In a broader sense, it matters little who placed the bomb only a few paces away from the two presidential guards posted to watch over the Tomb, thus putting their lives in imminent danger. It is certainly important to eventually capture the physical perpetrators of this act of grave dishonor and insult upon all of Greece's war dead; it is, no doubt, imperative to satisfy the need to bring to justice the cowards in the shadows, who spat upon the gravestone of those who died in battle in order for our modern “angry” hoodies to come to possess the natural ability to breathe today. What is though even more fundamentally important is to face – and defeat – the reality of inaction, obfuscation, and conscious avoidance that has always dominated this country's nominal counter-terror policies.

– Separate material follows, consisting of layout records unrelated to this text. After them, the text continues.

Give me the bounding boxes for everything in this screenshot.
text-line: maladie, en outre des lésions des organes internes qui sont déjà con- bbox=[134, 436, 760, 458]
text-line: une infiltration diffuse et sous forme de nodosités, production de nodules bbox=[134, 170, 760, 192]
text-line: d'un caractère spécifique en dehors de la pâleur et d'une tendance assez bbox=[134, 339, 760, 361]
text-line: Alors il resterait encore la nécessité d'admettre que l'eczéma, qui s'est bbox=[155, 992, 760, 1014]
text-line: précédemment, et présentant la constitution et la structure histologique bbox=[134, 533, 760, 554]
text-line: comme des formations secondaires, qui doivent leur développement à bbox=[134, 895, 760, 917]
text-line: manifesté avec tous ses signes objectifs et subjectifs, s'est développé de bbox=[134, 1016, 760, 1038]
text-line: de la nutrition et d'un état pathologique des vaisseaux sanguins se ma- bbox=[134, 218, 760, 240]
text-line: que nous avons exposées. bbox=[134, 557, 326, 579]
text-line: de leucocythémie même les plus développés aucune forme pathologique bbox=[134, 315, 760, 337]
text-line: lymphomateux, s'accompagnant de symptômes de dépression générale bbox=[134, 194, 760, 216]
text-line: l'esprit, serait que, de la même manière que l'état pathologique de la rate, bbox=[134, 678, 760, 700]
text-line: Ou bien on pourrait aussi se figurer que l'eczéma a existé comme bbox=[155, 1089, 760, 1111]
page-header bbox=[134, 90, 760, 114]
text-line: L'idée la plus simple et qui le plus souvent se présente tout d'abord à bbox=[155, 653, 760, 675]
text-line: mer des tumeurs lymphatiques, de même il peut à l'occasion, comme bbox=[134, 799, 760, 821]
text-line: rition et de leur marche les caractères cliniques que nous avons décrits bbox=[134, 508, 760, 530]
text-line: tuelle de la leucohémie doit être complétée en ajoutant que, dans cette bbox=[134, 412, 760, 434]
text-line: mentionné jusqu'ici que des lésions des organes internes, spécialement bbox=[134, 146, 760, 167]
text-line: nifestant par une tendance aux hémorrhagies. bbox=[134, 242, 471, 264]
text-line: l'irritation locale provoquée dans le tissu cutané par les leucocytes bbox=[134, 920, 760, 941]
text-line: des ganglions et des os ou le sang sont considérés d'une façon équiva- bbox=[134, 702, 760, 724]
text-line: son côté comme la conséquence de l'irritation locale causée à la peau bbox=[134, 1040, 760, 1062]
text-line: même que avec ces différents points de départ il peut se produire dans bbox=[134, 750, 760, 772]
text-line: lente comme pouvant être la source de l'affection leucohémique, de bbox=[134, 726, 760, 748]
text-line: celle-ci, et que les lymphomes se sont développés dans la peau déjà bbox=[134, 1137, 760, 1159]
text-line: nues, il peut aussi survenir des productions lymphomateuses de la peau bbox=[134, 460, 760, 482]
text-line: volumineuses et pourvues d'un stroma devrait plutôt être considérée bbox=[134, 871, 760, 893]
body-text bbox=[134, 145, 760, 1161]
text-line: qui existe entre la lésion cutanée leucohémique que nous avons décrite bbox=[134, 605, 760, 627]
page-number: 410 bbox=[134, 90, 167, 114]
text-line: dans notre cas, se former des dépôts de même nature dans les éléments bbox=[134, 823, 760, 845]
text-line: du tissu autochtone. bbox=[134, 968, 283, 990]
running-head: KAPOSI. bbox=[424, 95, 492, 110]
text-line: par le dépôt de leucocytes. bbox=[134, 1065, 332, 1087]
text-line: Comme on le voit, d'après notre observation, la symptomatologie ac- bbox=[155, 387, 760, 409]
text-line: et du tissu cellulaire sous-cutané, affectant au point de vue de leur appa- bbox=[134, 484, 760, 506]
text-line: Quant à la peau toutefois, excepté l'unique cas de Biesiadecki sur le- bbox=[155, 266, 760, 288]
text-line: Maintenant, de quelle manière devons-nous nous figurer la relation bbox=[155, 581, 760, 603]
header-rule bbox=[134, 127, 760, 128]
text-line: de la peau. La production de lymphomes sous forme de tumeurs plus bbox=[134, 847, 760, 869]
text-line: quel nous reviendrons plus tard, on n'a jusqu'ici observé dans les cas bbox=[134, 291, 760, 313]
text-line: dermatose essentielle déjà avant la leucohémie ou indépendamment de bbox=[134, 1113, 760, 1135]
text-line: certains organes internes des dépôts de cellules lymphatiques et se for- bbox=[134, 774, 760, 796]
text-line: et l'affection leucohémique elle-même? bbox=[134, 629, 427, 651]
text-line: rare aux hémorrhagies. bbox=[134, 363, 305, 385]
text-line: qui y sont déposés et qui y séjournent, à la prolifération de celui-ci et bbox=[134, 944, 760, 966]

The current spate of brave words is of course yet another manifestation of the “bark but no bite” practice that has consistently underpinned the Greek “anti-terrorist” campaign since 1975. The record speaks for itself. The “great” success of “breaking up” the 17 November terror group in 2002 has already faded under the realization that it was luck, rather than iron-fisted anti-terror ops, which brought to justice apparently only part of that terror group's full organization – with several of those convicted already out of prison on a variety of legal excuses anyway. The December 2008 riots, which caused havoc in Athens and other Greek cities and towns, and cost this country in excess of €1.5 billion in wrecked property, lost business, and looted goods, have passed un-investigated by our so-called “security” services and without the slightest intervention by Greek justice, whose “independence” and supposed unfailing steel-plated will Greek politicians miss no opportunity to laud in their monotonous, typecast remarks to mass media.

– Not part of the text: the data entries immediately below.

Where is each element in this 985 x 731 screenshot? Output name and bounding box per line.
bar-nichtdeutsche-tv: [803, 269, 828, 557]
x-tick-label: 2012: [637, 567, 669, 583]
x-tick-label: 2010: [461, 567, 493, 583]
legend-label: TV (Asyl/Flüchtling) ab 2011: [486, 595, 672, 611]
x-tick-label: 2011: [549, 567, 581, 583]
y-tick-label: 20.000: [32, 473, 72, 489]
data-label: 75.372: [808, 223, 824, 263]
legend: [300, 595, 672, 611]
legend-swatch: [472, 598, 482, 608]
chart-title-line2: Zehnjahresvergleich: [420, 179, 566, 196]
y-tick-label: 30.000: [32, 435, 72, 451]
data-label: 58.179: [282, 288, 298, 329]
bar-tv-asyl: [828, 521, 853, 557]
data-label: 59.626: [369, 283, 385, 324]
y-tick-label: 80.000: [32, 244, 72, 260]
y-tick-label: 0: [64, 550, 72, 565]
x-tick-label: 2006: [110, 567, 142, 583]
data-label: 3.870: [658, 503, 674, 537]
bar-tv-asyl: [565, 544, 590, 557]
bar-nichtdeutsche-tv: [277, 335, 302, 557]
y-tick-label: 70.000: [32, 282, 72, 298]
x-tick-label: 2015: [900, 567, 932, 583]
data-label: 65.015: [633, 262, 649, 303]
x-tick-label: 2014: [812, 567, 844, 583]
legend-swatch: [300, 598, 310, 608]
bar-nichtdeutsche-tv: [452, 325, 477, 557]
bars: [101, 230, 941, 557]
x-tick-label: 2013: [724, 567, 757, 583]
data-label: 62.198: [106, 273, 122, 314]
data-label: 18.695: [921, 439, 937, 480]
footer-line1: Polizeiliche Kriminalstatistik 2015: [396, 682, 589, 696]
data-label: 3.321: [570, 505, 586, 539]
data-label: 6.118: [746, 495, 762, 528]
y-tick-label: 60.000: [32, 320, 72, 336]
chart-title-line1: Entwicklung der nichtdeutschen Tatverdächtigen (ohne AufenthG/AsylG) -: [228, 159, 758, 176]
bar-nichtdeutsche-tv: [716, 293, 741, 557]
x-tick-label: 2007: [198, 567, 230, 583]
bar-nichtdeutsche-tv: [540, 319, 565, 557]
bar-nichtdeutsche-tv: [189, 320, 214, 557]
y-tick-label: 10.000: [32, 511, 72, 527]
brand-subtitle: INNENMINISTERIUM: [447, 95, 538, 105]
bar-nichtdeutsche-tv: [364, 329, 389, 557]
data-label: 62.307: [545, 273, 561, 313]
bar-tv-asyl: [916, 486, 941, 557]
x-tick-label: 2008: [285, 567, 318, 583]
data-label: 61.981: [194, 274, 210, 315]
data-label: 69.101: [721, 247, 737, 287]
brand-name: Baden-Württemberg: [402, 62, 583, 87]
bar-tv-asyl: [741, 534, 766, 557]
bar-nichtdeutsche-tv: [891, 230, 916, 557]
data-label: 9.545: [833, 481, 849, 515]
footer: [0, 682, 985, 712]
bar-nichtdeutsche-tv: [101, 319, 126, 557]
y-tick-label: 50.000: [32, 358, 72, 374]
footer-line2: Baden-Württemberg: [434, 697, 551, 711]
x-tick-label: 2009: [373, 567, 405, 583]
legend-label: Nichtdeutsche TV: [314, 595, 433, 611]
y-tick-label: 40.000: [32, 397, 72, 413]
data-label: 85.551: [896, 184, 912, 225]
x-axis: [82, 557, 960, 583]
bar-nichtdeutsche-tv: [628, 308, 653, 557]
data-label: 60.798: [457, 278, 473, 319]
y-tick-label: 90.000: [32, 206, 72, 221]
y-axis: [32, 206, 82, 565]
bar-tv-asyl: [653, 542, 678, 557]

Violent anarchists, street arsonists, and youth terror gangs, now used to raiding downtown locations in broad daylight to destroy property and terrorize peaceable passers-by, remain untouched, unpunished, and as defiant and provocative as ever. Prominent terror suspects over the years have basked in positive publicity, stroked by politicians and congratulated publicly by “progressives” and other “democrats” as freedom fighters devoted to protecting the liberty of all Greeks. Only too recently, a self-confessed member of a bomb-exploding gang, with a 20-year long string of “dynamic actions” behind it, delivered lengthy political harangues in court – and walked out of the room a free man surrounded by approving friends and “comrades” apparently ready to carry the bomb-making-and-exploding torch of the “fight for freedom” into the next generation.
These are all surreal phenomena. Greece is perhaps the only country in the European Union, and the Western world in general, with such a tolerant “democracy” unable, and, often, unwilling, to do the minimum to defend the credibility of its institutions and provide its citizens with the basic protections expected from organized non-Third World states. Pushed around by vocal minorities; dictated upon by organized interests; hostage to all kinds of creatures of partisan carpet haggling and nepotism; and doing everything in their power to prove themselves below minimum expectations, Greek governments continue on a road of “democratic politics” that are, on closer scrutiny, neither democratic nor, indeed, politics.

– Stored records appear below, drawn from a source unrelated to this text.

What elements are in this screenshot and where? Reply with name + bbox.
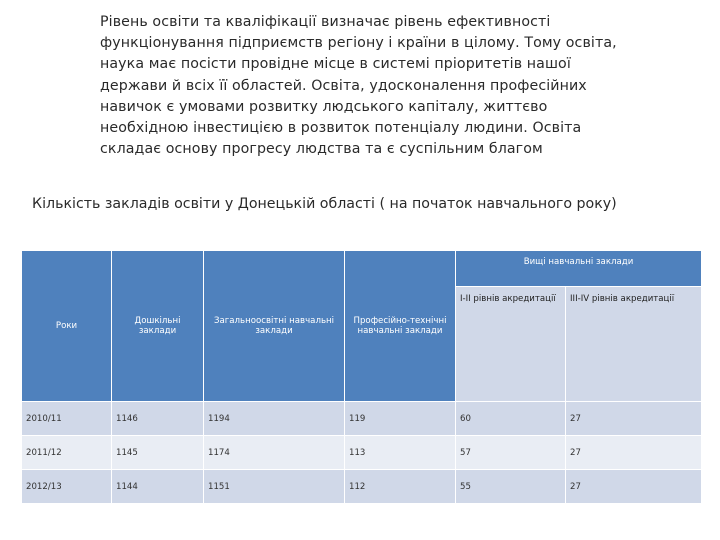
- education-table: [21, 250, 701, 510]
- header-preschool: Дошкільні заклади: [112, 251, 204, 402]
- cell-preschool: 1145: [112, 436, 204, 470]
- intro-paragraph: Рівень освіти та кваліфікації визначає рівень ефективності функціонування підприємств регіону і країни в цілому. Тому освіта, наука має посісти провідне місце в системі пріоритетів нашої держави й всіх її областей. Освіта, удосконалення професійних навичок є умовами розвитку людського капіталу, життєво необхідною інвестицією в розвиток потенціалу людини. Освіта складає основу прогресу людства та є суспільним благом: [100, 14, 617, 158]
- cell-vocational: 119: [345, 402, 456, 436]
- cell-higher-3-4: 27: [566, 402, 702, 436]
- table-row: [22, 436, 702, 470]
- header-higher-3-4: ІІІ-ІV рівнів акредитації: [566, 287, 702, 402]
- table-row: [22, 470, 702, 504]
- table-title: Кількість закладів освіти у Донецькій області ( на початок навчального року): [32, 196, 617, 212]
- table-row: [22, 402, 702, 436]
- header-higher: Вищі навчальні заклади: [456, 251, 702, 287]
- cell-higher-3-4: 27: [566, 470, 702, 504]
- cell-preschool: 1144: [112, 470, 204, 504]
- cell-year: 2012/13: [22, 470, 112, 504]
- cell-preschool: 1146: [112, 402, 204, 436]
- cell-vocational: 112: [345, 470, 456, 504]
- cell-year: 2010/11: [22, 402, 112, 436]
- cell-vocational: 113: [345, 436, 456, 470]
- cell-higher-1-2: 57: [456, 436, 566, 470]
- cell-general: 1151: [204, 470, 345, 504]
- cell-year: 2011/12: [22, 436, 112, 470]
- header-higher-1-2: І-ІІ рівнів акредитації: [456, 287, 566, 402]
- header-vocational: Професійно-технічні навчальні заклади: [345, 251, 456, 402]
- header-row-top: [22, 251, 702, 287]
- cell-higher-3-4: 27: [566, 436, 702, 470]
- header-general: Загальноосвітні навчальні заклади: [204, 251, 345, 402]
- cell-higher-1-2: 60: [456, 402, 566, 436]
- cell-general: 1174: [204, 436, 345, 470]
- header-years: Роки: [22, 251, 112, 402]
- cell-higher-1-2: 55: [456, 470, 566, 504]
- cell-general: 1194: [204, 402, 345, 436]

The January 9 bomb explosion was followed by some extraordinary words of ill-placed defiance about how Athens will remain an “open” city, not to succumb to “militarization,” despite the terrorist threat. It is not more police that we need, we were told, but rather less policing. While the immediate aim of such imprudent statements is obvious – i.e. to cull favor with the populist and left-wing communities – the message broadcast otherwise is one of continuing refusal to recognize the domestic terror quandary for what it truly is and get down to business to eliminate it.
Unfortunately, if the past is any yardstick, little, if any, determination exists among our governors to do the things they need to do to stop the bombers. They appear comfortable and in perfect sync with the practice of “bark but not bite.” The question that remains, in a broader, “global” sense, is though this: can Greek society afford to accept this stance as the terminal line of “defense” against the wreckers and continue to approve, at the ballot box, those who practice it?